How to Fix Leak Between Toilet Tank and Bowl

Is your toilet leaking between the tank and the bowl? Over time, the sponge gasket can settle and release tension in the bolts. 

Other environmental factors such as temperature, humidity, or general use can lead to the bolts loosening over time. Cleaning chemicals, bacteria, city water, well water, and hard water can speed up this process.

If you see water leaking down the base of your toilet or pooling on the floor, you need to replace the tank-to-bowl gasket and hardware. This is unlike a running toilet, where the toilet flapper is leaking, and the water would not leak on the floor.

Does this describe your toilet issue?

What causes leaks between the tank and bowl?

The tank-to-bowl gasket creates a water-tight seal between the tank and the bowl. If your toilet is leaking from tank bolts, getting a new tank-to bowl-gasket and hardware kit is the easiest fix.

If you installed a new tank-to-bowl gasket or flush valve that is leaking, there could be a few reasons. Start by checking to ensure you have the correct-sized tank-to-bowl gasket installed.

You can confirm this by taking the tank off and measuring the size of the flush valve opening. Flush valve openings come in two sizes, standard 2-inch, and large 3-inch. You can find a replacement gasket if you accidentally bought the wrong size by viewing our tank-to-bowl gaskets.

Another install-related issue that could lead to a leak between the tank and bowl, is not tightening the tank bolts evenly. When tightening, it is important to alternate sides. This helps you keep the tank level and stable. If not done properly, it could open a path for water to leak.

To better compress the sponge gasket, we recommend having a friend apply even pressure to both sides of the toilet tank. This will help compress the sponge gasket and lower the risk of over-tightening and cracking the porcelain.

Older tank-to-bowl gaskets fail because they deteriorate over time. Cleaning chemicals, bacteria, city water, well water, and hard water are major factors that can cause them to fail. When a leak of this kind begins, a new gasket is needed.

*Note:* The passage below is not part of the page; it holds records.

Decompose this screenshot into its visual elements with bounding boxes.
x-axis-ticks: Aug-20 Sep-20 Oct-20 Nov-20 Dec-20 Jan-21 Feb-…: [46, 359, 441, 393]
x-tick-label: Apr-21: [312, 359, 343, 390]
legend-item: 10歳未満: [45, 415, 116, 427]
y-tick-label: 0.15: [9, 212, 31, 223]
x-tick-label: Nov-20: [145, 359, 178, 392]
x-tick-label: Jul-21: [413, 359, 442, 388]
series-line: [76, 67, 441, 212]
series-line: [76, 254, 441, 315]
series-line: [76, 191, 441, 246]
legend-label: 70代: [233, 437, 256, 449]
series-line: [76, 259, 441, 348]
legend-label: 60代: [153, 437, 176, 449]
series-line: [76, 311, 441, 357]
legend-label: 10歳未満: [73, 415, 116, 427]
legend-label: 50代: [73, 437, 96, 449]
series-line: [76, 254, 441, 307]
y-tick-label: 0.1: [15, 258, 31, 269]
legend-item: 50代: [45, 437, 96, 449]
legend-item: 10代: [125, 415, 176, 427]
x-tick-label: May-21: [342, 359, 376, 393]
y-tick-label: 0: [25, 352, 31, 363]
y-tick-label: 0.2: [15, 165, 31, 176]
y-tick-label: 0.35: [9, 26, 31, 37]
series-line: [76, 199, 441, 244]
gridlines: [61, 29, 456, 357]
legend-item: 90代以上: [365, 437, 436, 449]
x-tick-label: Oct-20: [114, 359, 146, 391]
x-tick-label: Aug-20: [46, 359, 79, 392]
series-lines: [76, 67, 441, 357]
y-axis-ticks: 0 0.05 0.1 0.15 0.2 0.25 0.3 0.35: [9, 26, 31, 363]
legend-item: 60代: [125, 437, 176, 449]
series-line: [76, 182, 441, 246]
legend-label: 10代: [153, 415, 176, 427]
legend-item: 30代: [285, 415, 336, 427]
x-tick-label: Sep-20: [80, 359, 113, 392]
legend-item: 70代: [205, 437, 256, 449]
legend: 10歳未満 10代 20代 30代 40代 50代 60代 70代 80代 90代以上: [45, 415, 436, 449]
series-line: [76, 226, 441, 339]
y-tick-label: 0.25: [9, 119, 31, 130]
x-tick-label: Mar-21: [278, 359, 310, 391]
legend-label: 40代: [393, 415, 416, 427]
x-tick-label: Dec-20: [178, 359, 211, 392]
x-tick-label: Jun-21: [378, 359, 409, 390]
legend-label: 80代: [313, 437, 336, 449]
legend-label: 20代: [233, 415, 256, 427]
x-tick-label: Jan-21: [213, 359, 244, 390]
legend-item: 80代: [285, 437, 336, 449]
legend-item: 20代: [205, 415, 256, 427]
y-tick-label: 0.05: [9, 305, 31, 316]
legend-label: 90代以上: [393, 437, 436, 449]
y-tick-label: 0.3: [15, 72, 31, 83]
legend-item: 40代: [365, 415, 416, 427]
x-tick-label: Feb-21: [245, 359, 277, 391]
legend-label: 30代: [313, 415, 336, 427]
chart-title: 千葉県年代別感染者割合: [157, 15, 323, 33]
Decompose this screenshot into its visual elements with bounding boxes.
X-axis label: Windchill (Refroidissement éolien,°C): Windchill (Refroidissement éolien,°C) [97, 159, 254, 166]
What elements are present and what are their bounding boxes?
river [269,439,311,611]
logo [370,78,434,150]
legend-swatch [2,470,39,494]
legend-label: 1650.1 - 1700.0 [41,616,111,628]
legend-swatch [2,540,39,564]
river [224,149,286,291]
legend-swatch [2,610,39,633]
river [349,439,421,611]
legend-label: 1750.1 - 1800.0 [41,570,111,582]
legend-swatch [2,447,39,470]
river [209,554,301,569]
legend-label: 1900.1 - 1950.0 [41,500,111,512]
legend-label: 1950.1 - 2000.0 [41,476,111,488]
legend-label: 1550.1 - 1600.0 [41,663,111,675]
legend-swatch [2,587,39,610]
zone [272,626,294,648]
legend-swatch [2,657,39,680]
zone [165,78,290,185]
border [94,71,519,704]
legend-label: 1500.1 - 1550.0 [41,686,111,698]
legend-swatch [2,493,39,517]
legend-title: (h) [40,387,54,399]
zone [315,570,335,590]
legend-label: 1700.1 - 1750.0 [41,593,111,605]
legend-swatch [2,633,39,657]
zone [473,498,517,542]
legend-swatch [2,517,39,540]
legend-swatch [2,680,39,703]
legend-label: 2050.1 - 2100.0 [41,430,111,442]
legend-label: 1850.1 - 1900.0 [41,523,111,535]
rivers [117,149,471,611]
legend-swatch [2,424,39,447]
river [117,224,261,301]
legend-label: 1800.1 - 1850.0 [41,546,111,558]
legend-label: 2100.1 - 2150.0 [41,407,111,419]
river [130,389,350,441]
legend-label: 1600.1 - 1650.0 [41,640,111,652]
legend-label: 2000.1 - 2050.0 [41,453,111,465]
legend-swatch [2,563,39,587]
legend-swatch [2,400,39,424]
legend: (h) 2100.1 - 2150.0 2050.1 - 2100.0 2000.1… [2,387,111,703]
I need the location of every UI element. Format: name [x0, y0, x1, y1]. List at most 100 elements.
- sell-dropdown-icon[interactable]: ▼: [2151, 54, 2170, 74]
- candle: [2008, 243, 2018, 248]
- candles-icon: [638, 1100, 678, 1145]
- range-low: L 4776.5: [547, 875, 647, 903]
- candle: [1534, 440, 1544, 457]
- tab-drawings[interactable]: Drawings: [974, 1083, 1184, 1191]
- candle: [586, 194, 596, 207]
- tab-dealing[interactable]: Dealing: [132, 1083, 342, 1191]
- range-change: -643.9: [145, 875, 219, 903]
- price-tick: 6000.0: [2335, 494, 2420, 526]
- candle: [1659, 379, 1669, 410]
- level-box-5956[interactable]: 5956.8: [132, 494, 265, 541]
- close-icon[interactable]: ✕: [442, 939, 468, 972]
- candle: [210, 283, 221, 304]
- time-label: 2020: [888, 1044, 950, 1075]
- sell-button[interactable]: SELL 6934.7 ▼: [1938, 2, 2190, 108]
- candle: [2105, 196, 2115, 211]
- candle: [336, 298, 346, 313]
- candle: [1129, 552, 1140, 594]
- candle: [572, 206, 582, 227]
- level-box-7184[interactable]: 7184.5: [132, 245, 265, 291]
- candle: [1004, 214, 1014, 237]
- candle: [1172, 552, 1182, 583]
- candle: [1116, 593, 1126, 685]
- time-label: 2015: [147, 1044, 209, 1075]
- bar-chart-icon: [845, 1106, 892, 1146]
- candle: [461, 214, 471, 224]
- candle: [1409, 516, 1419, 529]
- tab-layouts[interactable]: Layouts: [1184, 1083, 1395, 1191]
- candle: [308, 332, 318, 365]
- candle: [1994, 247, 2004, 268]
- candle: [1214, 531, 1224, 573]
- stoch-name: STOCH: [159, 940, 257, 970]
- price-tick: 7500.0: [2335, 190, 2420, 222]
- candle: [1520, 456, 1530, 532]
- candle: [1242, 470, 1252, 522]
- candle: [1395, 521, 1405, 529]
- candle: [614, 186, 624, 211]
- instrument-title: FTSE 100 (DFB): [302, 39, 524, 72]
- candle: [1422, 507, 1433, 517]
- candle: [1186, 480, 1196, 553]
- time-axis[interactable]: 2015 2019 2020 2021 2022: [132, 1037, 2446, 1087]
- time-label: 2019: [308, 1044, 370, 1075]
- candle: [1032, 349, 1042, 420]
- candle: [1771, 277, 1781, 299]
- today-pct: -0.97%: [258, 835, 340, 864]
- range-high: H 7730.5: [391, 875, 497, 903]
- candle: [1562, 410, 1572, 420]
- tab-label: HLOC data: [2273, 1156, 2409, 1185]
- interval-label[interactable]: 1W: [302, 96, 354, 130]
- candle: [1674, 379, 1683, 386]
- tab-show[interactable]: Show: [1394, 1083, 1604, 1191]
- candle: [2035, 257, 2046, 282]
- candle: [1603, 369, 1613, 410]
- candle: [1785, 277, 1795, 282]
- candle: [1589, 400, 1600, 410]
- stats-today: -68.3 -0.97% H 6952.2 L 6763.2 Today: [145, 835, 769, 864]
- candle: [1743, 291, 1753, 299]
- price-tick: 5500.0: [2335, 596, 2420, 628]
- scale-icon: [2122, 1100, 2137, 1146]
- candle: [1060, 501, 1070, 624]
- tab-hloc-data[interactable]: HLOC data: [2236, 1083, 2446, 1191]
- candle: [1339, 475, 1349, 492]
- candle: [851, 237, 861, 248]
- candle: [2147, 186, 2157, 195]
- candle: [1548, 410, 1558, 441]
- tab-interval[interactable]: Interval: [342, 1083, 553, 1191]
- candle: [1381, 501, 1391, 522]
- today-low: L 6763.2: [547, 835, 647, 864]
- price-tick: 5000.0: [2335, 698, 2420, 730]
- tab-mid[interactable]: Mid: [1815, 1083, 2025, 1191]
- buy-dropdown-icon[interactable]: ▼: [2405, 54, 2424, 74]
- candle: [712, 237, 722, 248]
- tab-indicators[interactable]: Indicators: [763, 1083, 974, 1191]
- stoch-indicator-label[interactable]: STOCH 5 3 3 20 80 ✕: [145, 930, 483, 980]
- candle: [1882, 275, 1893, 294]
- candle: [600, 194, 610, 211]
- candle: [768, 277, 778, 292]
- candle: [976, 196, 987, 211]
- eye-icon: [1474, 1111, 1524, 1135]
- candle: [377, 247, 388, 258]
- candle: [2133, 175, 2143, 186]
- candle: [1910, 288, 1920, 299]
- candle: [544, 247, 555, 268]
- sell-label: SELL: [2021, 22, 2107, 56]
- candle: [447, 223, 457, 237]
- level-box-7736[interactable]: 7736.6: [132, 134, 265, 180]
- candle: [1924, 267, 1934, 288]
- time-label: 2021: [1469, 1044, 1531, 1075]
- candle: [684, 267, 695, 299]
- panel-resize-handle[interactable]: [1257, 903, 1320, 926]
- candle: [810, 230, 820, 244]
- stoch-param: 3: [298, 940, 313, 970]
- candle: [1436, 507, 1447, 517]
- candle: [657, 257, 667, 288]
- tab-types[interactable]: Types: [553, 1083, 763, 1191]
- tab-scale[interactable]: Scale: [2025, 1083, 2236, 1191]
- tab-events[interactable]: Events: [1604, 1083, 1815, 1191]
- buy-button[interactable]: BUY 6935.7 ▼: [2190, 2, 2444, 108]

Since removing the tank from the base isn't as common, you might want to consider replacing everything. We recommend our 2X Complete Toilet Repair Kit, which is made of a material that is 2 times stronger.

How to Install a Tank-to-Bowl Gasket

  1. Shut off the water supply to your toilet. Then flush the toilet to drain the water from the tank.

shut off water supply

  1. Place a bucket under the toilet tank to catch excess water.

place bucket under toilet

  1. Disconnect the water supply line, and remove all old bolts, metal washers, and nuts from the tank.

disconnect water supply line

  1. Carefully disconnect the tank from the bowl and remove the old sponge gasket.

Remove toilet tank

  1. Place the new red gasket over the mounting nut threads.

Attach tank to bowl gasket

  1. Carefully set the tank onto the bowl. Use the bolts, rubber washers, washers, and hex nuts to attach the tank to the bowl. Have a friend apply downward pressure to keep the tank level as you tighten the nuts alternatingly until the tank is stable.

Tighten bolts

  1. Do not overtighten the bolts; doing so may cause the porcelain to crack.

do not overtighten

  1. Reassemble the toilet and turn the water supply line back on.